Fig. 4Serum anti-PLA2R antibody testing utilization. A Diagnostic value of the serum anti-PLA2R antibody test: Participants were surveyed for their use of the ELISA/IF serum anti-PLA2R antibody test as a diagnostic test. Participants could select multiple answers. Values above each bar correspond to the respective percentage. B Omission of the kidney biopsy: Participants were asked whether and how often they omit obtaining a kidney biopsy in patients with a positive serum anti-PLA2R antibody test. C Use of serum anti-PLA2R antibody test in remission and prognosis: Participants were surveyed for their use of ELISA/IF serum anti-PLA2R antibody levels in their remission criteria. Participants could select multiple answers. Values above each bar correspond to percentages
Participants were then surveyed to determine whether a positive serum anti-PLA2R antibody test would affect their decision to obtain a kidney biopsy (Fig. 4B). Regarding a patient with definitive anti-PLA2R-positive serum testing (ELISA and IF), a majority of respondents (66.7%) reported that they routinely or occasionally omit the kidney biopsy (7.3% and 59.4%, respectively). However, 27.5% would rarely omit the biopsy regardless of serum testing.

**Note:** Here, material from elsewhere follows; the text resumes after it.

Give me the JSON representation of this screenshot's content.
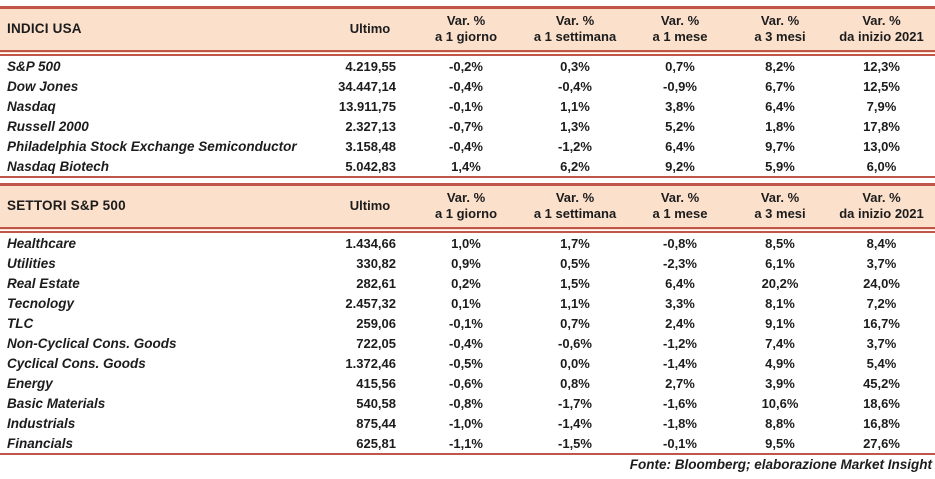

Finally, participants were asked if and whether they use serum anti-PLA2R antibody levels to determine remission of PLA2R-positive MN (Fig. 4C). Answer choices could be based on a percent decline from the patient’s baseline and/or by the absolute value. Notably, there was a large spread across all answer choices with a small percentage (10.3%) stating that they do not use immunologic response as part of the remission criteria.